The exercise aims to understand how the training residual sum of squares (RSS), test RSS, variance, squared bias, and irreducible error change as we vary the regularization parameter s in a linear regression model.
Linear Regression with Regularization:

In a linear regression model, we aim to minimize the difference between observed and predicted values of the response variable (RSS). However, in this exercise, we impose a constraint on the magnitude of the regression coefficients (β) such that the sum of absolute values of coefficients does not exceed a certain threshold s.
Effect of Increasing s:

As s increases from 0, the constraint becomes less restrictive, allowing larger coefficient values.

Let's analyze the expected behavior for each of the metrics:

(a) Training RSS: Initially, with a small s, the model is heavily regularized, leading to underfitting and higher training RSS. As s increases, the model becomes less regularized, fitting the training data better, and thus training RSS decreases. However, if s becomes too large, overfitting may occur, causing the training RSS to increase again.

(b) Test RSS: The test RSS typically follows a similar pattern to the training RSS. Initially, with a small s, the model generalizes poorly to unseen data, leading to high test RSS. As s increases, the model becomes better at generalizing, resulting in lower test RSS. However, if s becomes too large, overfitting may occur, causing test RSS to increase again.

(c) Variance: Variance tends to decrease as s increases because the model becomes less complex and more stable.

(d) Squared Bias: Bias tends to decrease initially as s increases because the model becomes more flexible and can capture more complex relationships in the data.
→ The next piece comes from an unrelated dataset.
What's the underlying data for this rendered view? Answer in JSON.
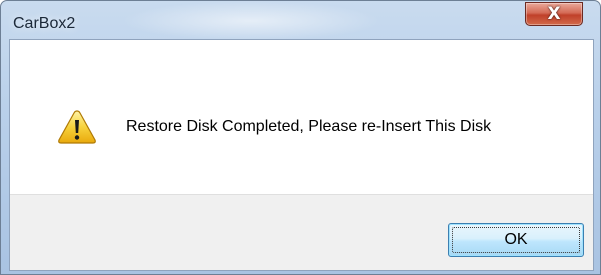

However, if s becomes too large, bias may increase due to overfitting.

(e) Irreducible Error: Irreducible error remains constant regardless of the value of s because it represents the inherent noise in the data that cannot be reduced by any model.

Conclusion:

In summary, as we increase s from 0:
Training RSS and test RSS are expected to initially increase and then decrease or remain relatively stable, depending on the balance between model flexibility and overfitting.
Variance is expected to decrease.
Bias is expected to decrease initially and then may increase if overfitting occurs.
Irreducible error remains constant.
This exercise helps in understanding the trade-offs involved in choosing the appropriate level of regularization in a linear regression model and its impact on various aspects of model performance.
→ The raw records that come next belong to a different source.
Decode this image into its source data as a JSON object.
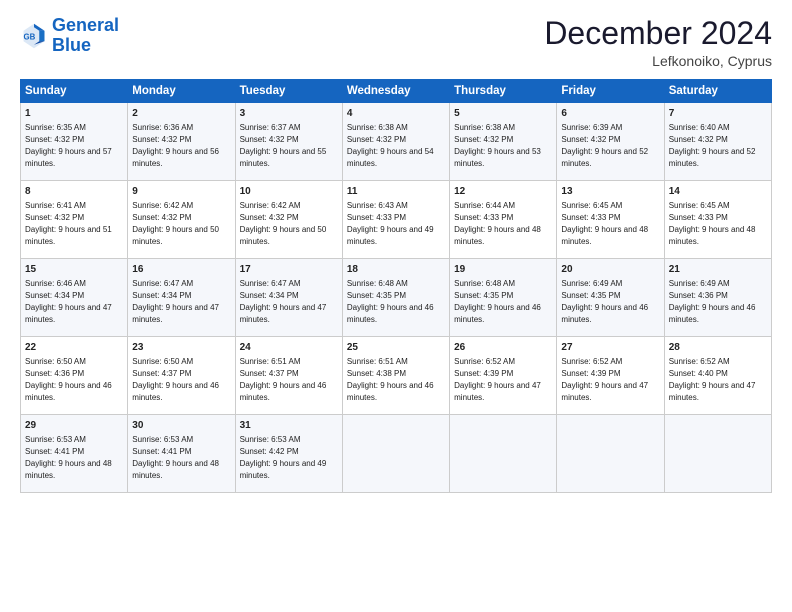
{
  "logo": {
    "line1": "General",
    "line2": "Blue"
  },
  "title": "December 2024",
  "subtitle": "Lefkonoiko, Cyprus",
  "headers": [
    "Sunday",
    "Monday",
    "Tuesday",
    "Wednesday",
    "Thursday",
    "Friday",
    "Saturday"
  ],
  "weeks": [
    [
      {
        "day": "1",
        "sunrise": "Sunrise: 6:35 AM",
        "sunset": "Sunset: 4:32 PM",
        "daylight": "Daylight: 9 hours and 57 minutes."
      },
      {
        "day": "2",
        "sunrise": "Sunrise: 6:36 AM",
        "sunset": "Sunset: 4:32 PM",
        "daylight": "Daylight: 9 hours and 56 minutes."
      },
      {
        "day": "3",
        "sunrise": "Sunrise: 6:37 AM",
        "sunset": "Sunset: 4:32 PM",
        "daylight": "Daylight: 9 hours and 55 minutes."
      },
      {
        "day": "4",
        "sunrise": "Sunrise: 6:38 AM",
        "sunset": "Sunset: 4:32 PM",
        "daylight": "Daylight: 9 hours and 54 minutes."
      },
      {
        "day": "5",
        "sunrise": "Sunrise: 6:38 AM",
        "sunset": "Sunset: 4:32 PM",
        "daylight": "Daylight: 9 hours and 53 minutes."
      },
      {
        "day": "6",
        "sunrise": "Sunrise: 6:39 AM",
        "sunset": "Sunset: 4:32 PM",
        "daylight": "Daylight: 9 hours and 52 minutes."
      },
      {
        "day": "7",
        "sunrise": "Sunrise: 6:40 AM",
        "sunset": "Sunset: 4:32 PM",
        "daylight": "Daylight: 9 hours and 52 minutes."
      }
    ],
    [
      {
        "day": "8",
        "sunrise": "Sunrise: 6:41 AM",
        "sunset": "Sunset: 4:32 PM",
        "daylight": "Daylight: 9 hours and 51 minutes."
      },
      {
        "day": "9",
        "sunrise": "Sunrise: 6:42 AM",
        "sunset": "Sunset: 4:32 PM",
        "daylight": "Daylight: 9 hours and 50 minutes."
      },
      {
        "day": "10",
        "sunrise": "Sunrise: 6:42 AM",
        "sunset": "Sunset: 4:32 PM",
        "daylight": "Daylight: 9 hours and 50 minutes."
      },
      {
        "day": "11",
        "sunrise": "Sunrise: 6:43 AM",
        "sunset": "Sunset: 4:33 PM",
        "daylight": "Daylight: 9 hours and 49 minutes."
      },
      {
        "day": "12",
        "sunrise": "Sunrise: 6:44 AM",
        "sunset": "Sunset: 4:33 PM",
        "daylight": "Daylight: 9 hours and 48 minutes."
      },
      {
        "day": "13",
        "sunrise": "Sunrise: 6:45 AM",
        "sunset": "Sunset: 4:33 PM",
        "daylight": "Daylight: 9 hours and 48 minutes."
      },
      {
        "day": "14",
        "sunrise": "Sunrise: 6:45 AM",
        "sunset": "Sunset: 4:33 PM",
        "daylight": "Daylight: 9 hours and 48 minutes."
      }
    ],
    [
      {
        "day": "15",
        "sunrise": "Sunrise: 6:46 AM",
        "sunset": "Sunset: 4:34 PM",
        "daylight": "Daylight: 9 hours and 47 minutes."
      },
      {
        "day": "16",
        "sunrise": "Sunrise: 6:47 AM",
        "sunset": "Sunset: 4:34 PM",
        "daylight": "Daylight: 9 hours and 47 minutes."
      },
      {
        "day": "17",
        "sunrise": "Sunrise: 6:47 AM",
        "sunset": "Sunset: 4:34 PM",
        "daylight": "Daylight: 9 hours and 47 minutes."
      },
      {
        "day": "18",
        "sunrise": "Sunrise: 6:48 AM",
        "sunset": "Sunset: 4:35 PM",
        "daylight": "Daylight: 9 hours and 46 minutes."
      },
      {
        "day": "19",
        "sunrise": "Sunrise: 6:48 AM",
        "sunset": "Sunset: 4:35 PM",
        "daylight": "Daylight: 9 hours and 46 minutes."
      },
      {
        "day": "20",
        "sunrise": "Sunrise: 6:49 AM",
        "sunset": "Sunset: 4:35 PM",
        "daylight": "Daylight: 9 hours and 46 minutes."
      },
      {
        "day": "21",
        "sunrise": "Sunrise: 6:49 AM",
        "sunset": "Sunset: 4:36 PM",
        "daylight": "Daylight: 9 hours and 46 minutes."
      }
    ],
    [
      {
        "day": "22",
        "sunrise": "Sunrise: 6:50 AM",
        "sunset": "Sunset: 4:36 PM",
        "daylight": "Daylight: 9 hours and 46 minutes."
      },
      {
        "day": "23",
        "sunrise": "Sunrise: 6:50 AM",
        "sunset": "Sunset: 4:37 PM",
        "daylight": "Daylight: 9 hours and 46 minutes."
      },
      {
        "day": "24",
        "sunrise": "Sunrise: 6:51 AM",
        "sunset": "Sunset: 4:37 PM",
        "daylight": "Daylight: 9 hours and 46 minutes."
      },
      {
        "day": "25",
        "sunrise": "Sunrise: 6:51 AM",
        "sunset": "Sunset: 4:38 PM",
        "daylight": "Daylight: 9 hours and 46 minutes."
      },
      {
        "day": "26",
        "sunrise": "Sunrise: 6:52 AM",
        "sunset": "Sunset: 4:39 PM",
        "daylight": "Daylight: 9 hours and 47 minutes."
      },
      {
        "day": "27",
        "sunrise": "Sunrise: 6:52 AM",
        "sunset": "Sunset: 4:39 PM",
        "daylight": "Daylight: 9 hours and 47 minutes."
      },
      {
        "day": "28",
        "sunrise": "Sunrise: 6:52 AM",
        "sunset": "Sunset: 4:40 PM",
        "daylight": "Daylight: 9 hours and 47 minutes."
      }
    ],
    [
      {
        "day": "29",
        "sunrise": "Sunrise: 6:53 AM",
        "sunset": "Sunset: 4:41 PM",
        "daylight": "Daylight: 9 hours and 48 minutes."
      },
      {
        "day": "30",
        "sunrise": "Sunrise: 6:53 AM",
        "sunset": "Sunset: 4:41 PM",
        "daylight": "Daylight: 9 hours and 48 minutes."
      },
      {
        "day": "31",
        "sunrise": "Sunrise: 6:53 AM",
        "sunset": "Sunset: 4:42 PM",
        "daylight": "Daylight: 9 hours and 49 minutes."
      },
      null,
      null,
      null,
      null
    ]
  ]
}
## 3. Principal Component Analysis (PCA):

- We then move on to the second exercise, which involves a dense regression model with 50 correlated predictors.
Using PCA, we compute the principal components of the predictors and their corresponding scores.
- We estimate OLS regression models using both the original predictors and the principal components on a training sample. Then, we use these models to predict the outcomes in a test sample and compute the mean squared prediction error (MSPE) for comparison.
- Finally, we discuss and explain the patterns observed in the MSPE for different sample sizes in comparison with a reference table provided in lecture slides.